VERDICT (drum roll please)

If you like:

  • fairy tales
  • stories with a twist
  • horror
  • chaos
  • suspense

then I highly recommend this series.



Zenescope Entertainment’s Grimm Fairy Tales adds horror and suspense to our beloved classic fairy tales.  Each issue has two parts.  The first part is the framework of the story.  Sela Mathers has a special ability that she uses to teach life lessons to those who need it. Those that ignore the lessons suffer consequences.

The second part of the story is ALWAYS a twisted version of a classic fairy tale, and the fairy tales are usually violent.  The tales are warning the readers to change their ways or suffer.

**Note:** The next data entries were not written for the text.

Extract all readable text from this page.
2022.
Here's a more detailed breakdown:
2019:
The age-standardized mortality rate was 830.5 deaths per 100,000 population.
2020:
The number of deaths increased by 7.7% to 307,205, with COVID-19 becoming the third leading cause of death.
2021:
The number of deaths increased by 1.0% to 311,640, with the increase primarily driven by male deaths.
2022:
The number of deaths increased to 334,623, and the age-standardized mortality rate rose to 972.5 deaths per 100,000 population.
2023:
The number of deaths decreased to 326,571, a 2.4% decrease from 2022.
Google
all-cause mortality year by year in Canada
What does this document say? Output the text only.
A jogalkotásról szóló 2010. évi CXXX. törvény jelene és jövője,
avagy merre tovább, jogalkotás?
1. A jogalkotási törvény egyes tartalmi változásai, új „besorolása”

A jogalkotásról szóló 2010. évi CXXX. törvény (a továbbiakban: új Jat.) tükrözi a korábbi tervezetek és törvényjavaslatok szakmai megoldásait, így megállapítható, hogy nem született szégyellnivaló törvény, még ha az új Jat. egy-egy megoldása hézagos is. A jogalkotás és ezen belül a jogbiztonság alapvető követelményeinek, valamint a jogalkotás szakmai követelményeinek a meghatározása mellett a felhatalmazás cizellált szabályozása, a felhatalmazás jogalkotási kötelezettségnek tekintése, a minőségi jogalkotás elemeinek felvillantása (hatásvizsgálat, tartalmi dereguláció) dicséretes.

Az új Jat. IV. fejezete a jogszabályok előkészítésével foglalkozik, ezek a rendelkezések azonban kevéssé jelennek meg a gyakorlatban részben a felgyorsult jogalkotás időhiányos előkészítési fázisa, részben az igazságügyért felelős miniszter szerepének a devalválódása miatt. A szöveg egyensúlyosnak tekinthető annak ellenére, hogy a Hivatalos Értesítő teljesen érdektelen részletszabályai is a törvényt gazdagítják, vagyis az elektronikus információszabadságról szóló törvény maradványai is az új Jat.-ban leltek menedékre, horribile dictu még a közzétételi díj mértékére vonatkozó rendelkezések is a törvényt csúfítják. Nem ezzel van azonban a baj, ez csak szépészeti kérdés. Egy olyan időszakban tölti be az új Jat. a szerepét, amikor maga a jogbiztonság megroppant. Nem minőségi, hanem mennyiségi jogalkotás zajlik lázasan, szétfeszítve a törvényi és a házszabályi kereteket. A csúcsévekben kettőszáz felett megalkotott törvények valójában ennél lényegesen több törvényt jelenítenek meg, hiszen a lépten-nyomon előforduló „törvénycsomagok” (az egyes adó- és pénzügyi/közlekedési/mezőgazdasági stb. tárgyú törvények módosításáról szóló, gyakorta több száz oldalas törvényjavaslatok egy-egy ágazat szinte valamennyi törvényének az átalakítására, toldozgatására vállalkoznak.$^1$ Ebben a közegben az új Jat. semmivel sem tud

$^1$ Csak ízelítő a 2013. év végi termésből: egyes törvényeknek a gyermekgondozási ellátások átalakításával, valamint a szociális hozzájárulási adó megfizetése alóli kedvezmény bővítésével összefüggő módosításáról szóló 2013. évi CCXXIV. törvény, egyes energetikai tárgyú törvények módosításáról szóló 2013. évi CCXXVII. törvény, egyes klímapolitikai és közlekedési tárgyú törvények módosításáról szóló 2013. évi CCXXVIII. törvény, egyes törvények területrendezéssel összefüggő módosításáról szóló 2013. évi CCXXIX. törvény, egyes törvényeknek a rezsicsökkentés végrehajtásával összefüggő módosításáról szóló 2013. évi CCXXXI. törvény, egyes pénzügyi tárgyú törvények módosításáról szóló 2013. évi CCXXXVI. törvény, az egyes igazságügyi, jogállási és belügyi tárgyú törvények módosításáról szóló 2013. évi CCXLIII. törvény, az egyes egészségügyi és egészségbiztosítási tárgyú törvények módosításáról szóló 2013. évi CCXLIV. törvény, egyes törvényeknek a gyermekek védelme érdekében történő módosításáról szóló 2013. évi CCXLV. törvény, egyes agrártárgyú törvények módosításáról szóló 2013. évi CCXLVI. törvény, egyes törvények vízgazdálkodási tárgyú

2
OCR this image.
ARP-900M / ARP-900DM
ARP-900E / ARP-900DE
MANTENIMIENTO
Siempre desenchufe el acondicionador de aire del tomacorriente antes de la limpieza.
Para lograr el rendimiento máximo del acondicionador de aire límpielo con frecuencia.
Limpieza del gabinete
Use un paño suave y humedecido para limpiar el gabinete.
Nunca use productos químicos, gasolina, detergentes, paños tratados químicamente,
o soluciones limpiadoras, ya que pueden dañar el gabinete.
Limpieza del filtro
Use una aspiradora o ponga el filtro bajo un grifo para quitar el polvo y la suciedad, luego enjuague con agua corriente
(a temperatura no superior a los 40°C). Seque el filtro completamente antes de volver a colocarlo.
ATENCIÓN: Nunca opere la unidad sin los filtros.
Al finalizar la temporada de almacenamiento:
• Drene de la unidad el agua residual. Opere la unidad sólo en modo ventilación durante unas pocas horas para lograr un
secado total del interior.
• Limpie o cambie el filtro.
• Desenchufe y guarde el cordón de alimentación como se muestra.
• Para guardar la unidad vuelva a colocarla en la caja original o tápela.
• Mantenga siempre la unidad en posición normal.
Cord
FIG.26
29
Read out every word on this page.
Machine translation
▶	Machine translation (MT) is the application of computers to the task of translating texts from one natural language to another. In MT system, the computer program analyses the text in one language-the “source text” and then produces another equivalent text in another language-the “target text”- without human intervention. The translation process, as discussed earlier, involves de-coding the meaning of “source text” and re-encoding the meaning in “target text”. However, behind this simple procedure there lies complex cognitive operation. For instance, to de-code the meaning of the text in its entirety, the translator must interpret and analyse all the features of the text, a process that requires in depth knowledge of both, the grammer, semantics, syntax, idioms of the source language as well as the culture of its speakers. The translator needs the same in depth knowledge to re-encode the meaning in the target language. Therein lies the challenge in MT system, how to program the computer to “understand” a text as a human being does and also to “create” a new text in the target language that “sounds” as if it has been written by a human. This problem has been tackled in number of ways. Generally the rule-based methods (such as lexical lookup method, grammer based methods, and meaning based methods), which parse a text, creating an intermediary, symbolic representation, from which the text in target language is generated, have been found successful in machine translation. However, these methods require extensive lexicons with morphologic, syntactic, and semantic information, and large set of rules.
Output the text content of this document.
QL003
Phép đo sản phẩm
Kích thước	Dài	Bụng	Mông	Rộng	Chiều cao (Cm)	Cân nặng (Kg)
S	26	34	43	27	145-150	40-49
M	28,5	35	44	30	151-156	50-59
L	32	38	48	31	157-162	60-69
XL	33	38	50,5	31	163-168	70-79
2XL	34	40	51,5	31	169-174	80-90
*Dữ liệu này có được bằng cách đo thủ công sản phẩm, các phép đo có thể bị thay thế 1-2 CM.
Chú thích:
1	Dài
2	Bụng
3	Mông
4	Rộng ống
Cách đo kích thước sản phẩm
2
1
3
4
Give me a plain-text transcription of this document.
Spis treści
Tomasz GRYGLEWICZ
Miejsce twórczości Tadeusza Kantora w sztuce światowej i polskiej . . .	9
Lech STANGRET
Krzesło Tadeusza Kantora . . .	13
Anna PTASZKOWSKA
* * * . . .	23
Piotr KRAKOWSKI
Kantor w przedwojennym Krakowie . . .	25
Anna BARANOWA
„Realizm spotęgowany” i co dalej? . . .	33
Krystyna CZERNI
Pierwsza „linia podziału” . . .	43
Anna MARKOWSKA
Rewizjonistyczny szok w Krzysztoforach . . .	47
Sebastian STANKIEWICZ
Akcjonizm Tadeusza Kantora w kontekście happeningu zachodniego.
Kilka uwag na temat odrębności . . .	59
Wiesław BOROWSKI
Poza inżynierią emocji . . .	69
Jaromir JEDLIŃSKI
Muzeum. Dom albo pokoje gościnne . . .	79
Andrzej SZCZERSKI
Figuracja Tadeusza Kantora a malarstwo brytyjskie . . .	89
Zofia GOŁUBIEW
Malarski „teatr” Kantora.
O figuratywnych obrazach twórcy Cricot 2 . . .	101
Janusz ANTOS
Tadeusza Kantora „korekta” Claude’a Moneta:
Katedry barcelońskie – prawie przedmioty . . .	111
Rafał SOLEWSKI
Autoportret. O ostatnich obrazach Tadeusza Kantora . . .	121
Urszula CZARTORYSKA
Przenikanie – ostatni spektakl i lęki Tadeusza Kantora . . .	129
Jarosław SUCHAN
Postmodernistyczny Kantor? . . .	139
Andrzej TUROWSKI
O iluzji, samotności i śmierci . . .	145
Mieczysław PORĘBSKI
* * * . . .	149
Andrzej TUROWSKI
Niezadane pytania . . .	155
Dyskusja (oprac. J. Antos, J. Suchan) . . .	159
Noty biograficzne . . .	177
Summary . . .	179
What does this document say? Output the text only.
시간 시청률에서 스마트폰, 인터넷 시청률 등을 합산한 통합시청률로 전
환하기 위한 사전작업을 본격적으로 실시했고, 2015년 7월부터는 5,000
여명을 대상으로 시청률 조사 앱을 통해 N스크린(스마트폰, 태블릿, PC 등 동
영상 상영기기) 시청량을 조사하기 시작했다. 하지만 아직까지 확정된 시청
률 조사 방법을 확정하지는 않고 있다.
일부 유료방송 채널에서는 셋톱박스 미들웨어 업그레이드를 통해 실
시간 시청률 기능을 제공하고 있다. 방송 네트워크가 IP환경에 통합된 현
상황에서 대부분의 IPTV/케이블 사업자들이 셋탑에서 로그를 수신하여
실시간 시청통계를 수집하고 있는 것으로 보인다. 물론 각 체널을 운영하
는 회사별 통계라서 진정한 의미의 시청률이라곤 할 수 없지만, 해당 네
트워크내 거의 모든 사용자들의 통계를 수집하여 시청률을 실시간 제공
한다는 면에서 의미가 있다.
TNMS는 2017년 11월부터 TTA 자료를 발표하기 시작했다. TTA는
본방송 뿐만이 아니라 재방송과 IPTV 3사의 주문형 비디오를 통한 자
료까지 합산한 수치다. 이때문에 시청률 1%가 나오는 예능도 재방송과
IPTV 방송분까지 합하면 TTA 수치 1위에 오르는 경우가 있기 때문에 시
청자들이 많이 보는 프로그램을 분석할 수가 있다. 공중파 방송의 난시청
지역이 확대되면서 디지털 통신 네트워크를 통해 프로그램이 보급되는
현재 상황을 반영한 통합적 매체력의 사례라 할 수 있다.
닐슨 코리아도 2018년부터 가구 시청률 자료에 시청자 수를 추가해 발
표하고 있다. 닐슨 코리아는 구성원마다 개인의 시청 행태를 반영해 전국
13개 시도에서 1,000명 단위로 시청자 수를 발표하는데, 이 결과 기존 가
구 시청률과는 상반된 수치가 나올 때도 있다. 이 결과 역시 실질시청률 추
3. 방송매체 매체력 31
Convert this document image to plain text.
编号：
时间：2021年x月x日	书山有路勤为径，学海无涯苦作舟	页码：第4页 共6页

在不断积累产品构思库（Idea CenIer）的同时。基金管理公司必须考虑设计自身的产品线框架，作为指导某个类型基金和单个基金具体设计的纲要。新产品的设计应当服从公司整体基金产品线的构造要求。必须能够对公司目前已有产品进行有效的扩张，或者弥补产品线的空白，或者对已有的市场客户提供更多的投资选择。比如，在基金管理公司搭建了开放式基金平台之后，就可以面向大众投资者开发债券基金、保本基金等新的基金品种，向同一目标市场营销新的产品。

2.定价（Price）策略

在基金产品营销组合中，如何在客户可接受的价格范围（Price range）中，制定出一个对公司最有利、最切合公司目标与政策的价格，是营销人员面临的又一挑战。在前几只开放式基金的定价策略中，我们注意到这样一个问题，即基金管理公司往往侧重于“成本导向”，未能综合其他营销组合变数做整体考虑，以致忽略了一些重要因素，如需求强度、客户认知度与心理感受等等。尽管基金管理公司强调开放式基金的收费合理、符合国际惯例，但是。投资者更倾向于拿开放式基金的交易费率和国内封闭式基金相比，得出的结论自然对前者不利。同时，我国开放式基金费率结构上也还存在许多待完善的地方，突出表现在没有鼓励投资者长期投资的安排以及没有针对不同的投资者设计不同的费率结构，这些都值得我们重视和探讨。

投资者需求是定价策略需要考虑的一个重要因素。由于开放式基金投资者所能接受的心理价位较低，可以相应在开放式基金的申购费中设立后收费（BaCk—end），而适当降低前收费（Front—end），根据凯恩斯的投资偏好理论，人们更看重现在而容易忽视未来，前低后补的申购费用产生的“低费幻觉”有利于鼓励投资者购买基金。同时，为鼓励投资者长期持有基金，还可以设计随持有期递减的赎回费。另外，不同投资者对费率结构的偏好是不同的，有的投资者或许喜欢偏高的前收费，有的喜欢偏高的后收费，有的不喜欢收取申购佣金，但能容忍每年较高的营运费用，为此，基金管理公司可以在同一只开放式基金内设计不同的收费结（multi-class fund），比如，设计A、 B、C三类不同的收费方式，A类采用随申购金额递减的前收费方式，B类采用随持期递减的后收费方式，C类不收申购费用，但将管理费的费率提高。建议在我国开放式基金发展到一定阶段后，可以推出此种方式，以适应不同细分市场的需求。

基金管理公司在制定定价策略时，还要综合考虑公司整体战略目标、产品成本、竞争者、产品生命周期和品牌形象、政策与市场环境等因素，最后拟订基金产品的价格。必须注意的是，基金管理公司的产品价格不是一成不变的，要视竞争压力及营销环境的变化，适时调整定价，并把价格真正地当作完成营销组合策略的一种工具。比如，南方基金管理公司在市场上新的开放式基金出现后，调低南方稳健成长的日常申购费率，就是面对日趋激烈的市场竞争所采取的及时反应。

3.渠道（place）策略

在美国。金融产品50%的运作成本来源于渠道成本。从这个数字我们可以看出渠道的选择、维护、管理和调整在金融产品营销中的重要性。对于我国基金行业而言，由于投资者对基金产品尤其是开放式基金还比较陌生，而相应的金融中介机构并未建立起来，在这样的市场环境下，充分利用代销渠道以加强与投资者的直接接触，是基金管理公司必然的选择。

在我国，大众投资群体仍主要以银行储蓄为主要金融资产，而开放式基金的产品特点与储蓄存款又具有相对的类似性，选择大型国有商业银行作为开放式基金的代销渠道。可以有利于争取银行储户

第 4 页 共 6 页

I’ve read the first three volumes, a total of 18 stories.  Here is my review of issue #7, Snow White.


The story begins with a young girl, Stephanie, who has been ill for a few months.  Her step-mother, Terry, appears to be the perfect stepmother.  She even tells Stephanie to call her “mom.”  When Stephanie asked Terry if she thought she’d return to cheerleading, Terry revealed that she was a cheerleader captain just as Stephanie had been before she became ill.  She also told Stephanie she missed being the center of attention, young and full of life.

Terry goes back to preparing lunch for Stephanie, which included poisoning her food.  Sela shows up at the doorstep and hands Terry the book of fairy tales, suggesting she read Snow White.  So Terry reads the twisted fairy tale.

We all know the story of Snow White so I’ll skip to the twisted part.  The dwarves feed on human flesh that has dark souls.  They couldn’t eat Snow White because of her innocence.  While the dwarves were out, the queen appeared at the doorstep and gave Snow White a basket of fruit laced with poison.  She ate one of the apples and fell to the floor.  The dwarves returned to find a dead Snow White.

Back home, the queen looked into her mirror and asked who was the most beautiful in all the land.  Suddenly all seven dwarves appeared and ate her alive.

Terry didn’t think twice about the story after she finished reading it.  She heard a noise in the basement and went to investigate.  In the basement was a mirror.  She looked into the mirror and the seven dwarves appeared and ate her alive, like the queen.  The story ended with Terry in a straight jacket at an asylum.

Joe Brusha and Ralph Tedesco does an excellent job at writing the stories.  Anthony Spay does a superb job with the artwork.  The characters are well detailed, especially  their facial expressions.

All the issues have provocative covers.  But there’s nothing provocative or explicit about the stories on the inside.

VERDICT (drum roll please)

Grimm Fairy Tales is a remarkable piece of work.  The stories told, and the lessons they provide, are worth the read.  Artwork is great.  If you’re a horror fan, then you’ll definitely love these classic tales with its’ horrifying twists.  I’m sticking with this horror comic, and I plan to read until I’m caught up with the current issue.